I mentioned the other day being tossed by the Ocean (Yemaya) repeatedly and coming up laughing. Being in the vortex of the ocean is a far, far more amenable situation than sitting in my living room trying to cope with what feels like my own body trying to kill me for no rational reason.

Why is this anxiety and insomnia a thing right now? I'm a naturally rather reclusive person, I enjoy the privacy and sanctity of my home, and being here without being bothered or intruded upon is, in general, an absolute privilege for me. It's because I am worried for everyone, myself included, and I live in a bubble wherein my inner-self does not believe that I will be a casualty and yet there is dichotomy there and the cognitive dissonance makes me want to just hide. This is an anxiety I've never experienced before and I don't think any of us know how to really rationalize it and move on.

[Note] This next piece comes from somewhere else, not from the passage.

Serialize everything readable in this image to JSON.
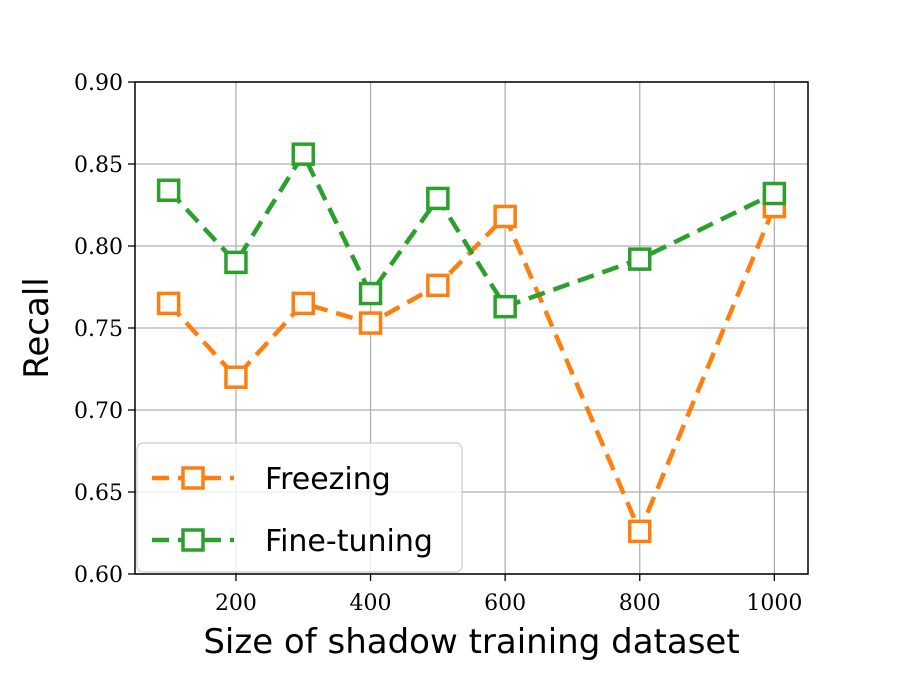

Georgia and Texas are opening up certain businesses earlier than I, personally, would feel comfortable with. This decision is publicly stated to alleviate the tension on the economy. Something I said several weeks ago is now coming out in articles far more eloquent than I can write:

If we put people back to work before it feels safe, employees are subjected to a decision: go back to work and risk being infected and infecting their families or; face being turned down for unemployment. As of today there are 30,000,000 unemployment applications. The Feds are not going to pay all of those people no matter what and opening up certain Red states who are aligned with the Orange Dickwangle In Chief guarantees that many of these people who refuse to return to unsafe working conditions, will not be eligible for unemployment. That is the full explanation for these early openings and it is not because people need to work; it is because the States and Federal government has zero intention of paying that many people to stay home and stay safe.

We do not need mass murdered pork, beef and chicken to survive. We do not need haircuts. We do not need waxing, pedicures or manicures, or to go bowling or golfing. We need people to survive. We don't need people to go back to work in potentially unsafe conditions to save the EDD the money they say they don't have.

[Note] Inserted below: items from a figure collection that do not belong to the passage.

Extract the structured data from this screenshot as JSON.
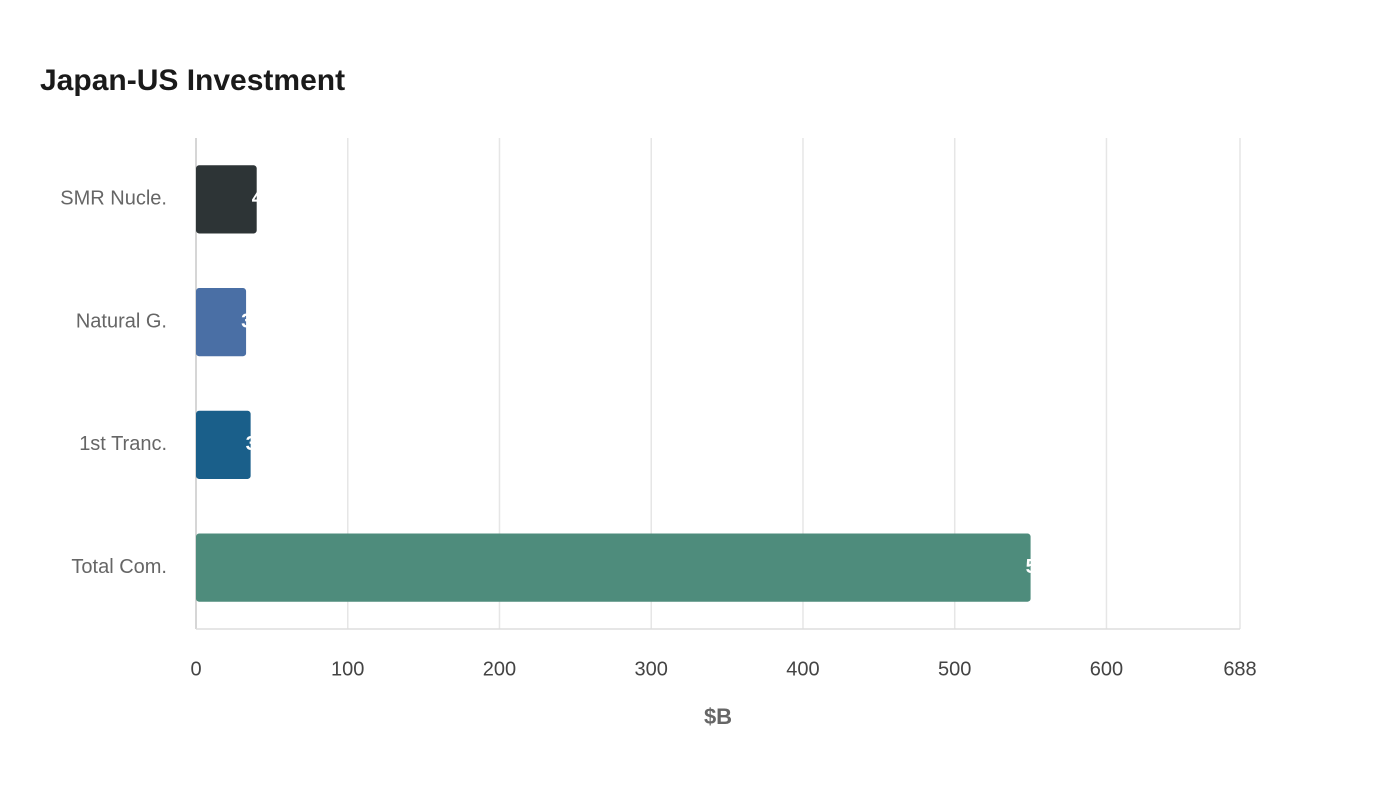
{
  "chart_data": {
    "type": "bar",
    "orientation": "horizontal",
    "title": "Japan-US Investment",
    "x_label": "$B",
    "categories": [
      "SMR Nucle.",
      "Natural G.",
      "1st Tranc.",
      "Total Com."
    ],
    "values": [
      40,
      33,
      36,
      550
    ],
    "colors": [
      "#2d3436",
      "#4a6fa5",
      "#1a5f8a",
      "#4e8c7c"
    ],
    "xlim": [
      0,
      688
    ],
    "xticks": [
      0,
      100,
      200,
      300,
      400,
      500,
      600,
      688
    ],
    "grid": true
  }
}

Trump flew the Blue Angels and the Thunderbirds over several states at an enormous cost; what about Congress (with Trump's alliance) allocating those funds to feed/house/clothe those who are now unemployed rather than require them to go back to work before it is safe?

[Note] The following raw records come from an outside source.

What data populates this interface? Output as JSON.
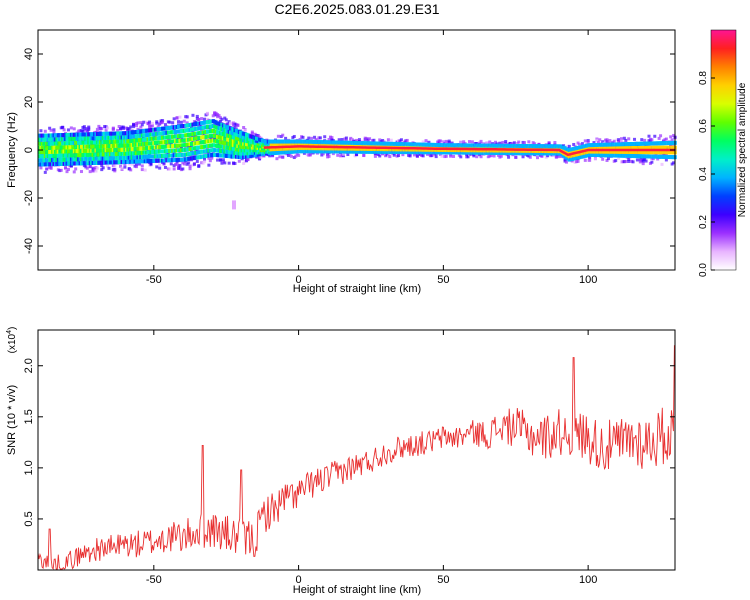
{
  "title": "C2E6.2025.083.01.29.E31",
  "chart_data": [
    {
      "type": "heatmap",
      "xlabel": "Height of straight line (km)",
      "ylabel": "Frequency (Hz)",
      "xlim": [
        -90,
        130
      ],
      "ylim": [
        -50,
        50
      ],
      "xticks": [
        -50,
        0,
        50,
        100
      ],
      "yticks": [
        -40,
        -20,
        0,
        20,
        40
      ],
      "colorbar": {
        "label": "Normalized spectral amplitude",
        "range": [
          0,
          1
        ],
        "ticks": [
          "0.0",
          "0.2",
          "0.4",
          "0.6",
          "0.8"
        ],
        "colors": [
          "#ffffff",
          "#e8b4ff",
          "#9b30ff",
          "#3c00ff",
          "#0040ff",
          "#00b4ff",
          "#00f0c8",
          "#00ff60",
          "#60ff00",
          "#d8ff00",
          "#ffd000",
          "#ff8000",
          "#ff2020",
          "#ff1493"
        ]
      },
      "band": {
        "description_points": [
          {
            "x": -88,
            "center": 0,
            "halfwidth": 6
          },
          {
            "x": -60,
            "center": 1,
            "halfwidth": 6
          },
          {
            "x": -40,
            "center": 3,
            "halfwidth": 7
          },
          {
            "x": -30,
            "center": 5,
            "halfwidth": 7
          },
          {
            "x": -20,
            "center": 2,
            "halfwidth": 5
          },
          {
            "x": -12,
            "center": 1,
            "halfwidth": 2.5
          },
          {
            "x": 0,
            "center": 1.5,
            "halfwidth": 2
          },
          {
            "x": 50,
            "center": 0.5,
            "halfwidth": 1.5
          },
          {
            "x": 90,
            "center": 0,
            "halfwidth": 1.5
          },
          {
            "x": 93,
            "center": -2,
            "halfwidth": 2
          },
          {
            "x": 100,
            "center": 0,
            "halfwidth": 2
          },
          {
            "x": 130,
            "center": 0,
            "halfwidth": 3
          }
        ]
      }
    },
    {
      "type": "line",
      "xlabel": "Height of straight line (km)",
      "ylabel": "SNR (10 * v/v)",
      "y_multiplier": "(x10",
      "y_multiplier_exp": "4",
      "y_multiplier_close": ")",
      "xlim": [
        -90,
        130
      ],
      "ylim": [
        0,
        2.35
      ],
      "xticks": [
        -50,
        0,
        50,
        100
      ],
      "yticks": [
        "0.5",
        "1.0",
        "1.5",
        "2.0"
      ],
      "ytick_values": [
        0.5,
        1.0,
        1.5,
        2.0
      ],
      "series": [
        {
          "color": "#e83030",
          "trend": [
            [
              -90,
              0.12
            ],
            [
              -85,
              0.05
            ],
            [
              -80,
              0.08
            ],
            [
              -75,
              0.15
            ],
            [
              -70,
              0.2
            ],
            [
              -65,
              0.22
            ],
            [
              -60,
              0.25
            ],
            [
              -55,
              0.25
            ],
            [
              -50,
              0.28
            ],
            [
              -45,
              0.32
            ],
            [
              -40,
              0.32
            ],
            [
              -35,
              0.38
            ],
            [
              -30,
              0.4
            ],
            [
              -25,
              0.35
            ],
            [
              -20,
              0.3
            ],
            [
              -15,
              0.3
            ],
            [
              -12,
              0.55
            ],
            [
              -8,
              0.6
            ],
            [
              -5,
              0.7
            ],
            [
              0,
              0.75
            ],
            [
              5,
              0.85
            ],
            [
              10,
              0.9
            ],
            [
              15,
              0.97
            ],
            [
              20,
              1.02
            ],
            [
              25,
              1.07
            ],
            [
              30,
              1.15
            ],
            [
              35,
              1.2
            ],
            [
              40,
              1.23
            ],
            [
              45,
              1.25
            ],
            [
              50,
              1.3
            ],
            [
              55,
              1.3
            ],
            [
              60,
              1.35
            ],
            [
              65,
              1.32
            ],
            [
              70,
              1.4
            ],
            [
              75,
              1.4
            ],
            [
              80,
              1.32
            ],
            [
              85,
              1.3
            ],
            [
              90,
              1.35
            ],
            [
              95,
              1.35
            ],
            [
              100,
              1.3
            ],
            [
              105,
              1.2
            ],
            [
              110,
              1.22
            ],
            [
              115,
              1.28
            ],
            [
              120,
              1.25
            ],
            [
              125,
              1.3
            ],
            [
              130,
              1.35
            ]
          ],
          "noise_amplitude": [
            [
              -90,
              0.08
            ],
            [
              -20,
              0.2
            ],
            [
              -15,
              0.2
            ],
            [
              0,
              0.15
            ],
            [
              30,
              0.12
            ],
            [
              60,
              0.12
            ],
            [
              80,
              0.22
            ],
            [
              100,
              0.25
            ],
            [
              130,
              0.3
            ]
          ],
          "peaks": [
            [
              -86,
              0.4
            ],
            [
              -33,
              1.22
            ],
            [
              -20,
              0.98
            ],
            [
              95,
              2.08
            ],
            [
              130,
              2.2
            ]
          ]
        }
      ]
    }
  ]
}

There is a 900% increase in calls to crisis hotlines. People are suffering. People are suffering the loss of connection to other people, to their daily lives, to the ebb and flow of what our normal used to be.

I have several Zoom meetings every single week and I look forward to most of them but honestly, I'm finding that they fatigue me. I want to connect with one or two people at a time. I want to see what people are really feeling. I don't want cocktail hours and laughter and chatter -- not all the time -- I want to get down to why we want to connect in the first place. The fact that I love you and want to be important in your life. I want to be important somewhere, to someone.

We all do.

Mercurochrome reminds me of my dad, who loved me enough to stain my cuts and scrapes with it's sharp, burning smear. My dad wanted me to heal and move on to the next injury and he wanted me to survive in spite of the pain of it.

I don't know why my dad became part of this post, but my dad -- the highest
honor on my altar -- and the ancestor I most beseech for connection is sending me this over and over...



Ibae been tonu Donald Edward Wood.
 I am listening, and hearing you...  
but I still hated your mercurochrome.